In February 1917, in the midst of the First World War, a revolution erupted in Russia, in the course of which the Tsar was overthrown and a bourgeois-democratic republic was established. Even before the overthrow of the Tsar, the Bolsheviks, led by Lenin, called on the workers and peasants in the armed forces to turn their guns round and overthrow the governments that sent them to the slaughter. But throughout Europe most socialists sided with their imperialist governments, supporting their countries’ war effort under the slogan “defence of the homeland” or “defence of democracy.”
After the overthrow of the Tsar, many Russian socialists joined the camp of supporters of the Russian war effort, replacing the old slogan (“for the defence of the homeland”) with a new one – “for the defence of the revolution”. But most of the Bolsheviks did not fall into the trap: they kept thinking, and saying openly, that the workers and peasants in Russia had no interest in defending a revolution that brought to power their class enemies, the bourgeoisie.
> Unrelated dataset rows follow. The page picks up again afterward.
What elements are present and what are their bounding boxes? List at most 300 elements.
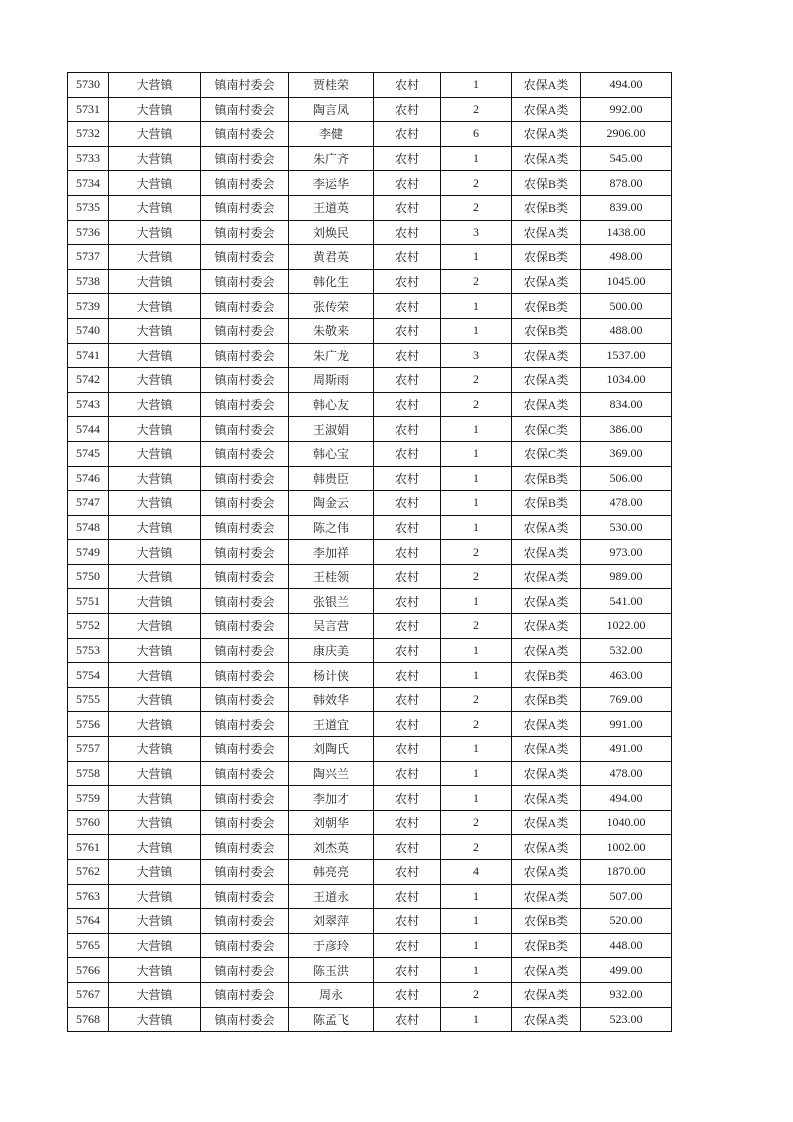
amount-cell: 769.00 (581, 687, 672, 712)
household-size-cell: 1 (441, 441, 512, 466)
name-cell: 韩心友 (289, 392, 374, 417)
table-row (68, 392, 672, 417)
household-size-cell: 1 (441, 146, 512, 171)
amount-cell: 2906.00 (581, 122, 672, 147)
table-row (68, 220, 672, 245)
area-type-cell: 农村 (374, 909, 441, 934)
amount-cell: 491.00 (581, 737, 672, 762)
household-size-cell: 2 (441, 810, 512, 835)
row-number-cell: 5766 (68, 958, 109, 983)
name-cell: 朱广齐 (289, 146, 374, 171)
town-cell: 大营镇 (109, 146, 201, 171)
row-number-cell: 5734 (68, 171, 109, 196)
household-size-cell: 2 (441, 171, 512, 196)
insurance-category-cell: 农保A类 (512, 860, 581, 885)
insurance-category-cell: 农保A类 (512, 810, 581, 835)
amount-cell: 1034.00 (581, 368, 672, 393)
household-size-cell: 1 (441, 294, 512, 319)
table-row (68, 835, 672, 860)
table-row (68, 195, 672, 220)
insurance-category-cell: 农保A类 (512, 564, 581, 589)
name-cell: 张银兰 (289, 589, 374, 614)
household-size-cell: 2 (441, 982, 512, 1007)
village-committee-cell: 镇南村委会 (201, 318, 289, 343)
amount-cell: 545.00 (581, 146, 672, 171)
village-committee-cell: 镇南村委会 (201, 737, 289, 762)
insurance-category-cell: 农保A类 (512, 515, 581, 540)
table-row (68, 515, 672, 540)
insurance-category-cell: 农保A类 (512, 982, 581, 1007)
amount-cell: 523.00 (581, 1007, 672, 1032)
town-cell: 大营镇 (109, 909, 201, 934)
town-cell: 大营镇 (109, 810, 201, 835)
row-number-cell: 5746 (68, 466, 109, 491)
village-committee-cell: 镇南村委会 (201, 786, 289, 811)
area-type-cell: 农村 (374, 663, 441, 688)
amount-cell: 506.00 (581, 466, 672, 491)
area-type-cell: 农村 (374, 786, 441, 811)
village-committee-cell: 镇南村委会 (201, 564, 289, 589)
town-cell: 大营镇 (109, 491, 201, 516)
name-cell: 陈孟飞 (289, 1007, 374, 1032)
area-type-cell: 农村 (374, 712, 441, 737)
row-number-cell: 5751 (68, 589, 109, 614)
amount-cell: 499.00 (581, 958, 672, 983)
row-number-cell: 5739 (68, 294, 109, 319)
name-cell: 刘朝华 (289, 810, 374, 835)
village-committee-cell: 镇南村委会 (201, 343, 289, 368)
area-type-cell: 农村 (374, 269, 441, 294)
area-type-cell: 农村 (374, 589, 441, 614)
row-number-cell: 5731 (68, 97, 109, 122)
area-type-cell: 农村 (374, 318, 441, 343)
row-number-cell: 5765 (68, 933, 109, 958)
name-cell: 陶言凤 (289, 97, 374, 122)
amount-cell: 530.00 (581, 515, 672, 540)
household-size-cell: 1 (441, 515, 512, 540)
household-size-cell: 2 (441, 269, 512, 294)
household-size-cell: 1 (441, 589, 512, 614)
insurance-category-cell: 农保A类 (512, 73, 581, 98)
town-cell: 大营镇 (109, 294, 201, 319)
household-size-cell: 1 (441, 737, 512, 762)
row-number-cell: 5738 (68, 269, 109, 294)
row-number-cell: 5737 (68, 245, 109, 270)
town-cell: 大营镇 (109, 860, 201, 885)
village-committee-cell: 镇南村委会 (201, 392, 289, 417)
name-cell: 王道宜 (289, 712, 374, 737)
household-size-cell: 2 (441, 392, 512, 417)
row-number-cell: 5741 (68, 343, 109, 368)
row-number-cell: 5753 (68, 638, 109, 663)
village-committee-cell: 镇南村委会 (201, 466, 289, 491)
name-cell: 朱广龙 (289, 343, 374, 368)
amount-cell: 834.00 (581, 392, 672, 417)
village-committee-cell: 镇南村委会 (201, 638, 289, 663)
amount-cell: 520.00 (581, 909, 672, 934)
amount-cell: 991.00 (581, 712, 672, 737)
name-cell: 吴言营 (289, 614, 374, 639)
insurance-category-cell: 农保A类 (512, 368, 581, 393)
name-cell: 韩贵臣 (289, 466, 374, 491)
name-cell: 杨计侠 (289, 663, 374, 688)
town-cell: 大营镇 (109, 368, 201, 393)
insurance-category-cell: 农保B类 (512, 171, 581, 196)
town-cell: 大营镇 (109, 343, 201, 368)
town-cell: 大营镇 (109, 318, 201, 343)
table-row (68, 146, 672, 171)
town-cell: 大营镇 (109, 835, 201, 860)
table-row (68, 712, 672, 737)
amount-cell: 878.00 (581, 171, 672, 196)
table-row (68, 73, 672, 98)
amount-cell: 1045.00 (581, 269, 672, 294)
household-size-cell: 1 (441, 73, 512, 98)
town-cell: 大营镇 (109, 933, 201, 958)
amount-cell: 532.00 (581, 638, 672, 663)
insurance-category-cell: 农保A类 (512, 884, 581, 909)
row-number-cell: 5760 (68, 810, 109, 835)
household-size-cell: 1 (441, 663, 512, 688)
area-type-cell: 农村 (374, 958, 441, 983)
area-type-cell: 农村 (374, 860, 441, 885)
table-row (68, 171, 672, 196)
area-type-cell: 农村 (374, 491, 441, 516)
village-committee-cell: 镇南村委会 (201, 909, 289, 934)
table-row (68, 122, 672, 147)
insurance-category-cell: 农保A类 (512, 220, 581, 245)
row-number-cell: 5736 (68, 220, 109, 245)
name-cell: 康庆美 (289, 638, 374, 663)
insurance-category-cell: 农保A类 (512, 958, 581, 983)
amount-cell: 839.00 (581, 195, 672, 220)
insurance-category-cell: 农保C类 (512, 417, 581, 442)
amount-cell: 1870.00 (581, 860, 672, 885)
household-size-cell: 1 (441, 909, 512, 934)
amount-cell: 498.00 (581, 245, 672, 270)
area-type-cell: 农村 (374, 97, 441, 122)
town-cell: 大营镇 (109, 220, 201, 245)
town-cell: 大营镇 (109, 392, 201, 417)
table-row (68, 491, 672, 516)
village-committee-cell: 镇南村委会 (201, 687, 289, 712)
insurance-category-cell: 农保A类 (512, 97, 581, 122)
amount-cell: 494.00 (581, 73, 672, 98)
insurance-category-cell: 农保B类 (512, 933, 581, 958)
town-cell: 大营镇 (109, 884, 201, 909)
village-committee-cell: 镇南村委会 (201, 810, 289, 835)
area-type-cell: 农村 (374, 982, 441, 1007)
insurance-category-cell: 农保B类 (512, 294, 581, 319)
town-cell: 大营镇 (109, 441, 201, 466)
town-cell: 大营镇 (109, 1007, 201, 1032)
table-row (68, 761, 672, 786)
insurance-category-cell: 农保A类 (512, 269, 581, 294)
town-cell: 大营镇 (109, 466, 201, 491)
insurance-category-cell: 农保A类 (512, 1007, 581, 1032)
area-type-cell: 农村 (374, 933, 441, 958)
row-number-cell: 5752 (68, 614, 109, 639)
household-size-cell: 3 (441, 343, 512, 368)
insurance-category-cell: 农保B类 (512, 491, 581, 516)
town-cell: 大营镇 (109, 564, 201, 589)
row-number-cell: 5757 (68, 737, 109, 762)
village-committee-cell: 镇南村委会 (201, 122, 289, 147)
name-cell: 王道英 (289, 195, 374, 220)
town-cell: 大营镇 (109, 122, 201, 147)
row-number-cell: 5732 (68, 122, 109, 147)
household-size-cell: 1 (441, 958, 512, 983)
name-cell: 刘翠萍 (289, 909, 374, 934)
row-number-cell: 5756 (68, 712, 109, 737)
amount-cell: 478.00 (581, 761, 672, 786)
insurance-category-cell: 农保A类 (512, 343, 581, 368)
amount-cell: 1040.00 (581, 810, 672, 835)
village-committee-cell: 镇南村委会 (201, 958, 289, 983)
town-cell: 大营镇 (109, 663, 201, 688)
row-number-cell: 5754 (68, 663, 109, 688)
town-cell: 大营镇 (109, 687, 201, 712)
amount-cell: 989.00 (581, 564, 672, 589)
village-committee-cell: 镇南村委会 (201, 712, 289, 737)
name-cell: 王道永 (289, 884, 374, 909)
insurance-category-cell: 农保A类 (512, 122, 581, 147)
insurance-category-cell: 农保A类 (512, 614, 581, 639)
area-type-cell: 农村 (374, 810, 441, 835)
row-number-cell: 5742 (68, 368, 109, 393)
name-cell: 刘陶氏 (289, 737, 374, 762)
table-row (68, 269, 672, 294)
insurance-category-cell: 农保A类 (512, 146, 581, 171)
household-size-cell: 1 (441, 638, 512, 663)
household-size-cell: 1 (441, 884, 512, 909)
insurance-category-cell: 农保B类 (512, 909, 581, 934)
village-committee-cell: 镇南村委会 (201, 933, 289, 958)
town-cell: 大营镇 (109, 761, 201, 786)
town-cell: 大营镇 (109, 73, 201, 98)
village-committee-cell: 镇南村委会 (201, 1007, 289, 1032)
village-committee-cell: 镇南村委会 (201, 589, 289, 614)
town-cell: 大营镇 (109, 540, 201, 565)
row-number-cell: 5745 (68, 441, 109, 466)
town-cell: 大营镇 (109, 97, 201, 122)
name-cell: 陶兴兰 (289, 761, 374, 786)
name-cell: 韩化生 (289, 269, 374, 294)
village-committee-cell: 镇南村委会 (201, 171, 289, 196)
table-row (68, 958, 672, 983)
village-committee-cell: 镇南村委会 (201, 195, 289, 220)
table-body (68, 73, 672, 1032)
name-cell: 刘杰英 (289, 835, 374, 860)
area-type-cell: 农村 (374, 761, 441, 786)
household-size-cell: 1 (441, 933, 512, 958)
area-type-cell: 农村 (374, 1007, 441, 1032)
area-type-cell: 农村 (374, 638, 441, 663)
amount-cell: 1438.00 (581, 220, 672, 245)
household-size-cell: 1 (441, 466, 512, 491)
insurance-category-cell: 农保A类 (512, 540, 581, 565)
household-size-cell: 1 (441, 245, 512, 270)
area-type-cell: 农村 (374, 195, 441, 220)
household-size-cell: 6 (441, 122, 512, 147)
table-row (68, 466, 672, 491)
household-size-cell: 2 (441, 614, 512, 639)
table-row (68, 860, 672, 885)
insurance-category-cell: 农保A类 (512, 786, 581, 811)
row-number-cell: 5748 (68, 515, 109, 540)
row-number-cell: 5755 (68, 687, 109, 712)
town-cell: 大营镇 (109, 638, 201, 663)
area-type-cell: 农村 (374, 294, 441, 319)
row-number-cell: 5750 (68, 564, 109, 589)
insurance-category-cell: 农保B类 (512, 687, 581, 712)
amount-cell: 369.00 (581, 441, 672, 466)
row-number-cell: 5764 (68, 909, 109, 934)
table-row (68, 441, 672, 466)
area-type-cell: 农村 (374, 515, 441, 540)
household-size-cell: 1 (441, 491, 512, 516)
town-cell: 大营镇 (109, 712, 201, 737)
table-row (68, 909, 672, 934)
insurance-category-cell: 农保A类 (512, 589, 581, 614)
amount-cell: 932.00 (581, 982, 672, 1007)
name-cell: 陈玉洪 (289, 958, 374, 983)
amount-cell: 500.00 (581, 294, 672, 319)
name-cell: 李健 (289, 122, 374, 147)
table-row (68, 294, 672, 319)
town-cell: 大营镇 (109, 515, 201, 540)
name-cell: 王桂领 (289, 564, 374, 589)
village-committee-cell: 镇南村委会 (201, 441, 289, 466)
town-cell: 大营镇 (109, 195, 201, 220)
village-committee-cell: 镇南村委会 (201, 663, 289, 688)
table-row (68, 786, 672, 811)
household-size-cell: 1 (441, 786, 512, 811)
village-committee-cell: 镇南村委会 (201, 294, 289, 319)
household-size-cell: 1 (441, 417, 512, 442)
insurance-category-cell: 农保B类 (512, 245, 581, 270)
name-cell: 陈之伟 (289, 515, 374, 540)
insurance-category-cell: 农保B类 (512, 318, 581, 343)
table-row (68, 417, 672, 442)
table-row (68, 933, 672, 958)
insurance-category-cell: 农保B类 (512, 195, 581, 220)
area-type-cell: 农村 (374, 466, 441, 491)
table-row (68, 589, 672, 614)
insurance-category-cell: 农保A类 (512, 638, 581, 663)
area-type-cell: 农村 (374, 540, 441, 565)
amount-cell: 541.00 (581, 589, 672, 614)
town-cell: 大营镇 (109, 171, 201, 196)
name-cell: 李运华 (289, 171, 374, 196)
name-cell: 韩亮亮 (289, 860, 374, 885)
table-row (68, 245, 672, 270)
household-size-cell: 2 (441, 97, 512, 122)
village-committee-cell: 镇南村委会 (201, 540, 289, 565)
household-size-cell: 2 (441, 195, 512, 220)
area-type-cell: 农村 (374, 392, 441, 417)
row-number-cell: 5768 (68, 1007, 109, 1032)
amount-cell: 386.00 (581, 417, 672, 442)
village-committee-cell: 镇南村委会 (201, 146, 289, 171)
row-number-cell: 5762 (68, 860, 109, 885)
table-row (68, 343, 672, 368)
table-row (68, 982, 672, 1007)
row-number-cell: 5744 (68, 417, 109, 442)
village-committee-cell: 镇南村委会 (201, 982, 289, 1007)
village-committee-cell: 镇南村委会 (201, 220, 289, 245)
village-committee-cell: 镇南村委会 (201, 417, 289, 442)
table-row (68, 614, 672, 639)
row-number-cell: 5767 (68, 982, 109, 1007)
table-row (68, 638, 672, 663)
name-cell: 韩心宝 (289, 441, 374, 466)
amount-cell: 992.00 (581, 97, 672, 122)
household-size-cell: 2 (441, 564, 512, 589)
name-cell: 于彦玲 (289, 933, 374, 958)
name-cell: 王淑娟 (289, 417, 374, 442)
row-number-cell: 5758 (68, 761, 109, 786)
area-type-cell: 农村 (374, 73, 441, 98)
household-size-cell: 2 (441, 835, 512, 860)
row-number-cell: 5747 (68, 491, 109, 516)
town-cell: 大营镇 (109, 786, 201, 811)
insurance-category-cell: 农保A类 (512, 835, 581, 860)
insurance-category-cell: 农保A类 (512, 761, 581, 786)
area-type-cell: 农村 (374, 737, 441, 762)
household-size-cell: 3 (441, 220, 512, 245)
town-cell: 大营镇 (109, 245, 201, 270)
table-row (68, 318, 672, 343)
name-cell: 黄君英 (289, 245, 374, 270)
household-size-cell: 2 (441, 540, 512, 565)
name-cell: 陶金云 (289, 491, 374, 516)
area-type-cell: 农村 (374, 835, 441, 860)
table-row (68, 540, 672, 565)
town-cell: 大营镇 (109, 269, 201, 294)
village-committee-cell: 镇南村委会 (201, 245, 289, 270)
row-number-cell: 5730 (68, 73, 109, 98)
household-size-cell: 2 (441, 712, 512, 737)
row-number-cell: 5733 (68, 146, 109, 171)
area-type-cell: 农村 (374, 564, 441, 589)
amount-cell: 463.00 (581, 663, 672, 688)
village-committee-cell: 镇南村委会 (201, 515, 289, 540)
household-size-cell: 1 (441, 1007, 512, 1032)
table-row (68, 564, 672, 589)
area-type-cell: 农村 (374, 343, 441, 368)
amount-cell: 1537.00 (581, 343, 672, 368)
household-size-cell: 4 (441, 860, 512, 885)
household-size-cell: 1 (441, 318, 512, 343)
table-row (68, 663, 672, 688)
table-row (68, 1007, 672, 1032)
amount-cell: 1022.00 (581, 614, 672, 639)
area-type-cell: 农村 (374, 368, 441, 393)
name-cell: 朱敬来 (289, 318, 374, 343)
area-type-cell: 农村 (374, 220, 441, 245)
area-type-cell: 农村 (374, 146, 441, 171)
row-number-cell: 5740 (68, 318, 109, 343)
area-type-cell: 农村 (374, 245, 441, 270)
area-type-cell: 农村 (374, 614, 441, 639)
table-row (68, 737, 672, 762)
area-type-cell: 农村 (374, 687, 441, 712)
row-number-cell: 5759 (68, 786, 109, 811)
name-cell: 韩效华 (289, 687, 374, 712)
amount-cell: 507.00 (581, 884, 672, 909)
amount-cell: 488.00 (581, 318, 672, 343)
The Bolsheviks continued to struggle against the war, and for another, socialist revolution.
The February Revolution, in whose defence the Bolsheviks rightly opposed fighting, brought to power in Russia a far more enlightened and progressive leadership than the governments currently ruling Iran and Iraq. Yet today there are many communists and socialists who claim to be “Leninists” but come out in support of the “defence of the achievements of the revolution” – whether the “achievements of the Islamic Revolution” in Iran, or the “achievements of the Ba’ath revolution” in Iraq.
The Bolshevik slogan of 1917 is undoubtedly also appropriate for the Iran–Iraq war. The workers and peasants serving on both sides of the front have no interest in fighting each other. They have no interest in defending the “revolution” that brought their exploiters and oppressors to power.
Their real enemies are not in the trenches facing them. Their real enemies are those who send them to slaughter in the name of nationalism (“liberation of the Arab lands”) or of religion (“defence of Islam”); their real enemies are the destroyers of workers’ and leftist organizations in the name of “Unity of the ranks”; their real enemies are the oppressors of national minorities in the name of “Unity of the Homeland”; their real enemies are the hangmen in Baghdad and Tehran, who execute anyone who deviates from the standard they set from time to time: communists and Kurds, prostitutes and homosexuals.
The only revolutionary slogan in today’s Iran and Iraq is the old Bolshevik slogan: Soldiers, workers and peasants, turn your guns round! Turn the war into a civil war! Down with the Iran–Iraq war, Long live internationalist solidarity, Long live the socialist revolution!
If this slogan is correct for Iranians and Arabs in the armies fighting each other, it is all the more correct for Kurds on both sides of the border, and especially for those who believe that in exchange for loyal service to the government in an emergency they will be granted “rights” at the end of the war.
The war between the regimes of exploitation and oppression in Iran and Iraq is a golden opportunity for the exploited and oppressed, the workers and the peasants, the women and the national and religious minorities, to work hand in hand to free themselves from the yoke of exploitation and oppression.
The revolutionaries in the world owe solidarity to the exploited and oppressed in Iran and Iraq, not to the regimes of exploitation and oppression.